Екатерина долго и мучительно не могла найти места картине. С табуретки в течение нескольких месяцев её так и не тронули: ни Екатерина, ни Леонардо не отважились сказать один другому: «Этой картине висеть – или лежать – вон там». Она являла собой и драгоценность и обузу одновременно. Драгоценность – потому что истинно была хороша художнически: изысканно красочная, философически всецело здравая, до детской наивности и чистоты сердечная. А обуза – потому что нравственно колола душу Екатерины, не принявшей не только своё портретное сходство в деве, но и очевидную двусмысленность и игривость всей образности живописного полотна. Екатерина не хотела, чтобы картина соседствовала, как бы то ни было жительствовала, что ли, в одних стенах с образáми, с Державной. Но что сделаешь! – понимала она, жалея художника.
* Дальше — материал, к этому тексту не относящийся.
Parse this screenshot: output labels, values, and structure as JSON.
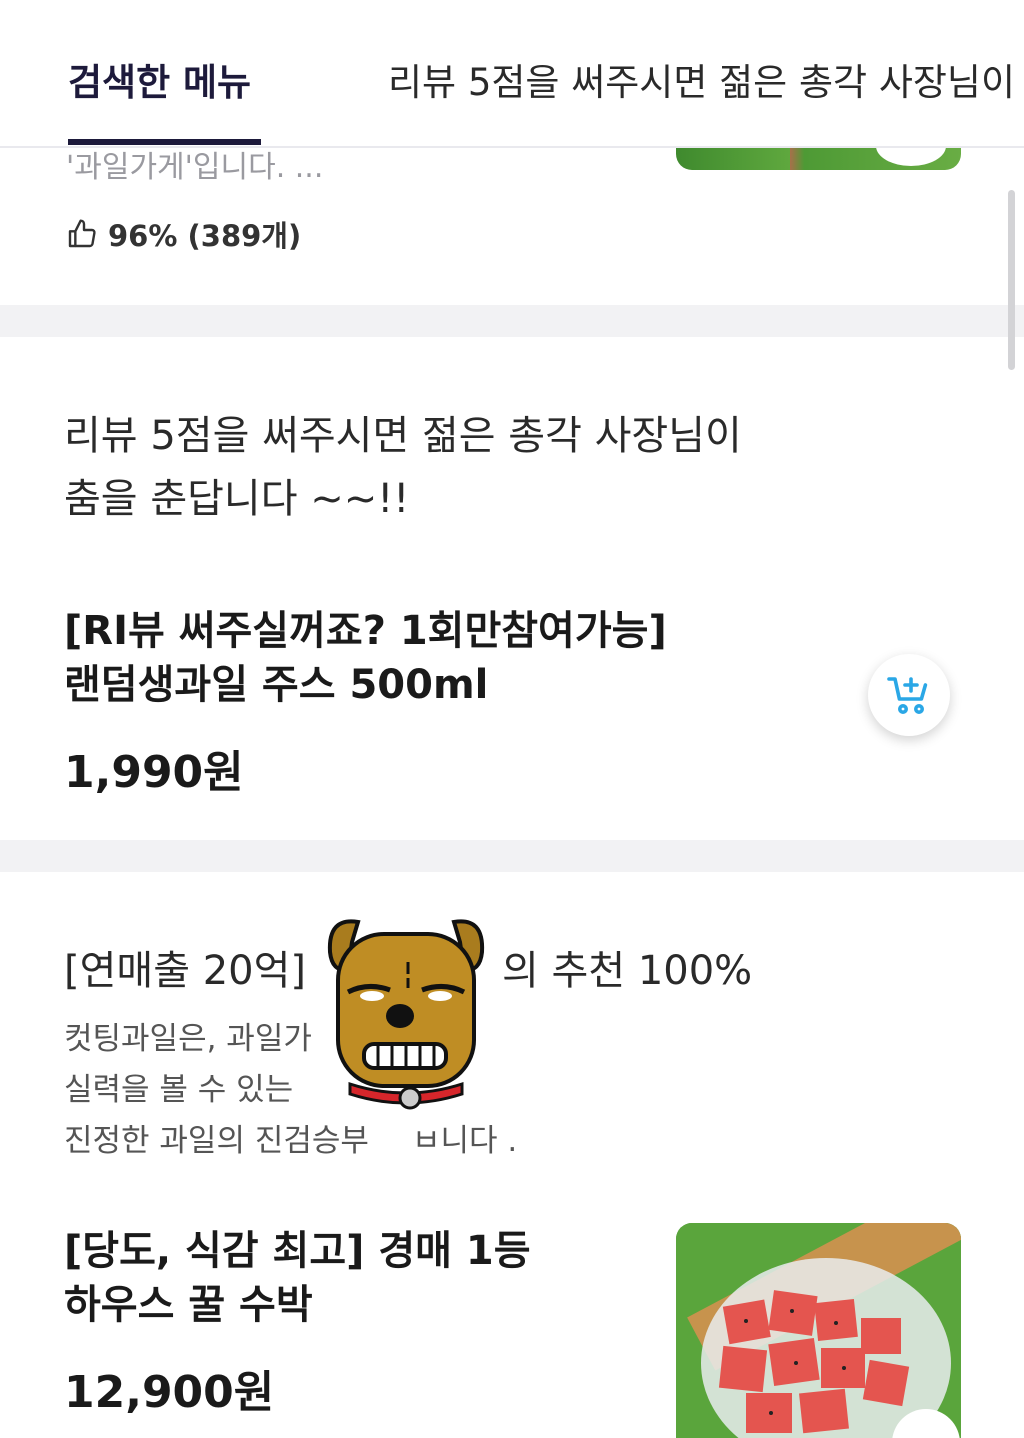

Однако вскоре, весной, судьба картины устроилась сама собой: она попала туда, где, видимо, и было её подлинное местоположение.
Одним прекрасным весенним утром Константин Олегович не проснулся. Он всегда вставал спозаранок, чтобы, как вошло у него в несколько ритуальную привычку, но и в потребность сердца, сказать на только-только высветлившийся восход:
– Здравствуй, новый день жизни!
Супруга обнаружила его лежащим в кровати на высоко взбитых подушках с приоткрытыми глазами, направленными к окну. Там распускались почки на деревьях, на ветвях щебетали птицы, в лазури неба нежились и плыли стайками диковинных птиц облака, и солнце золотцеватыми трепещущими тенями отблесков живило лицо художника. Софье Ивановне показалось, что её художник – она обожала временами сказать людям, не без тайной гординки, «мой художник» – тихо и очарованно любуется рождением нового дня и, наверное, уже послал ему своё традиционное приветствие.
– Костик, слышь, я побежала на рынок: картошка закончилась, – из прихожки от комнатной двери в привычной оживлённости духа сказала она, уже одетая в пальто. – А тебе партийное задание: пожалуйста, нарисуй наше окно вон с теми нежными побегами и птичкой. Да! и солнце подрисуй. Солнце! И – облака. Они, обрати внимание, просто сказочными лебедями плывут. И будет совсем замечательно, дорогой, если ты своим шикарным живописным росчерком подмахнёшь своё фирменное: «Здравствуй, новый день жизни!» Я детям в Доме пионеров предложу твою картинку для вышивки. Не вечно же, согласись, Костик, космос и дев тебе расписывать, пора посмотреть, что есть доброго на нашей грешной земле, – ласково попрекнула она, все годы супружества желая пробуждения в «моём художнике» творческого самолюбия.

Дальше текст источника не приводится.